What Does It Take To Write a Series People Want to Buy?

What Does It Take To Write a Series People Want to Buy?

Credit belongs to the Six Figure Author Podcast (Formally Science Fiction & Fantasy Marketing Podcast). The episode is from Aug 25, 2015 (nearly six years old as of writing this), and still as valid as the day they aired it.

At its core, fiction is about emotional experiences for the reader. Provide that and you’ll find that your readers will stick with you throughout your series and recommend your books to their friends.

Bullet Points

  • Romantic tension between major characters.
    • Lindsay used SG1 as an example with Sam and Jack.
  • Unanswered questions and world level mysteries.
  • Knowing the series arcing plot when you start.
    • Doesn’t need to be fully plotted out first, but knowing where the ending is headed will offer a sense of progress in all the series installments.
    • Jo noted he does the same thing but by using a giant question that he knows he must solve by the end of the series; usually not knowing the answer himself until the final book. A mystery can be an excellent method for engaging readers and instilling your own writing with momentum. Reveals are instantly imbued with emotional resonance.
    • Lindsay points out that having an open storyline also forces the reader to keep going. The greatest motivation for readers is the need to know what happens next. This is the crux of an unsatisfying ending, where the answer to what happens next doesn’t live up to what the reader had been building up in their own minds. Yet another advantage to publishing quickly. The less time the reader has to buildup their own theories for the ending of the series, the less likely they are to experience a letdown when they reach your ending.
  • Flesh out your entire cast so that each character feels real and substantial to the story.
    • Jo noted, you know you’re doing this right when fans each have their own favorite characters from the cast. Readers have to care what is going to happen to the characters, it’s not enough to have them enjoy the quarks.
  • Large enough setting that the readers can’t experience the entire world in one book. This ensures that you have fresh places to visit in future books and can create new tension in the minds of the reader.
    • This can also setup a spinoff series.
  • Multiple points in the timeline as well.
    • Having larger story lines that span over large timelines will allow you to have a larger series, while keeping the series small enough to have their own arcs.
    • Raymond E. Feist is an excellent example of how to develop this well, with his standalone trilogies within a larger series that spans an entire world and hundreds of years.
  • Jeff, strong characters; characters that feel real to the readers and that they’re able to relate to.
  • Jeff, cliffhangers help sell books, but doesn’t work well with a series that has a large time gap between releases.
    • See readers needing to know what happens next.
  • Humor is important to making a series feel real.
    • This is true for having all the emotions of the human condition covered. By spanning across everything from Fear to Love will ensure that readers feel the world and characters are real. The contract between scenes that change emotional tone will also help make the story stick in the reader’s mind.

Further Reading

The Anatomy of Story by John TrubyThe Anatomy of Story by John Truby

“Audiences love both the feeling part (reliving the life) and the thinking part (figuring out the puzzle) of story.”

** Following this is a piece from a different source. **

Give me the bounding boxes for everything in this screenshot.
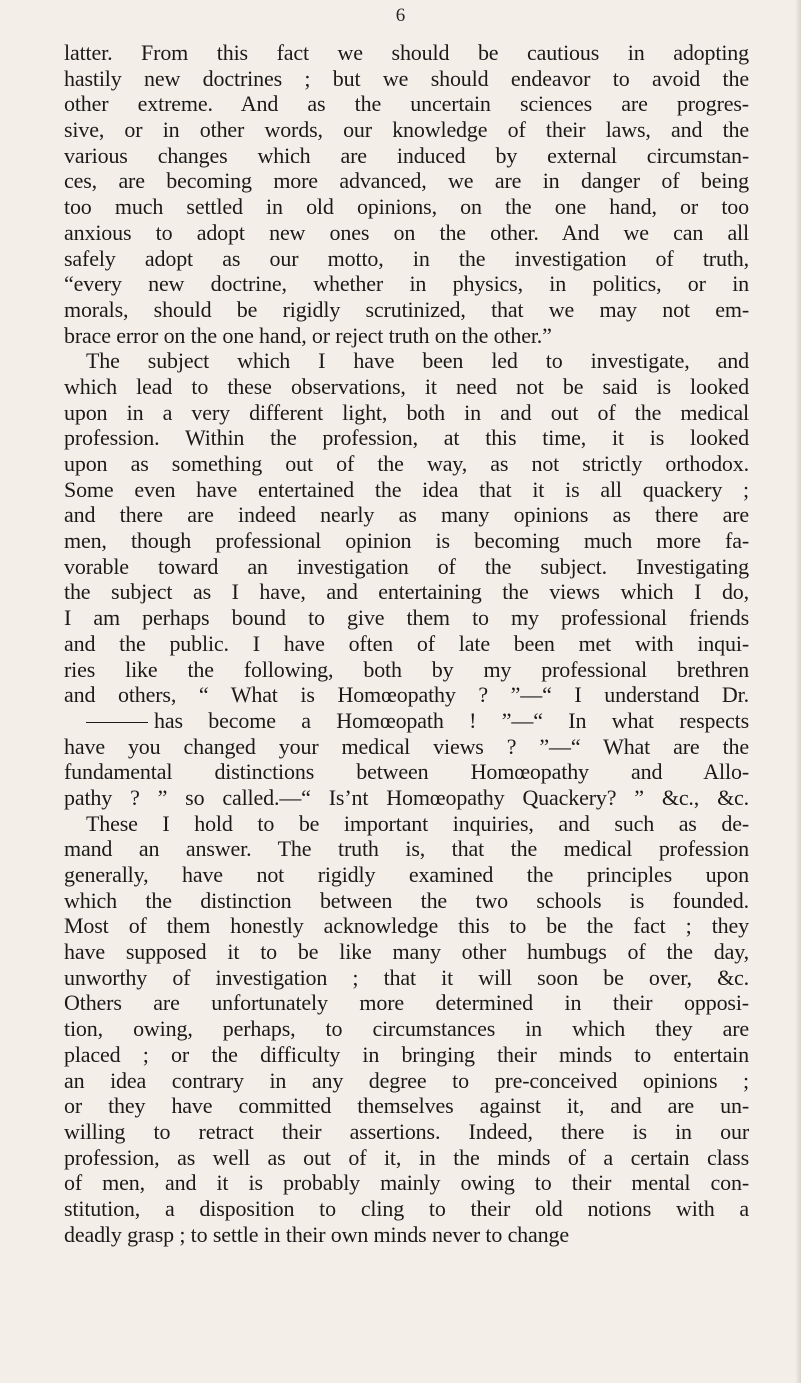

The problem story tellers face is in telling a great story, as a human we all tell stories as our natural function in life. Therefor, the point of the author is to tell a story that’s so real it will resonate with all the readers. (Jung & Cambell Architypes).

Key Point: All stories are a form of communication that expresses the dramatic code.

“The dramatic code, embedded deep in the human psyche, is an artistic description of how a person can grow or evolve.” This is a rephrasing of Jung’s architypes. Great stories show human nature, in an entertaining manner, and allows the reader to learn.

These are just a few highlights. The Anatomy of Story is master’s degree in creative writing distilled into 400 pages. Each chapter building off the last until it reaches the Twenty-Two-Step Story Structure. Don’t skip ahead to this point, there is no fluff in this book—unlike so many other nonfiction books on craft—the chapters leading up to this are a must read to understand it. You may even need to read some books referenced within it. (I know I did.)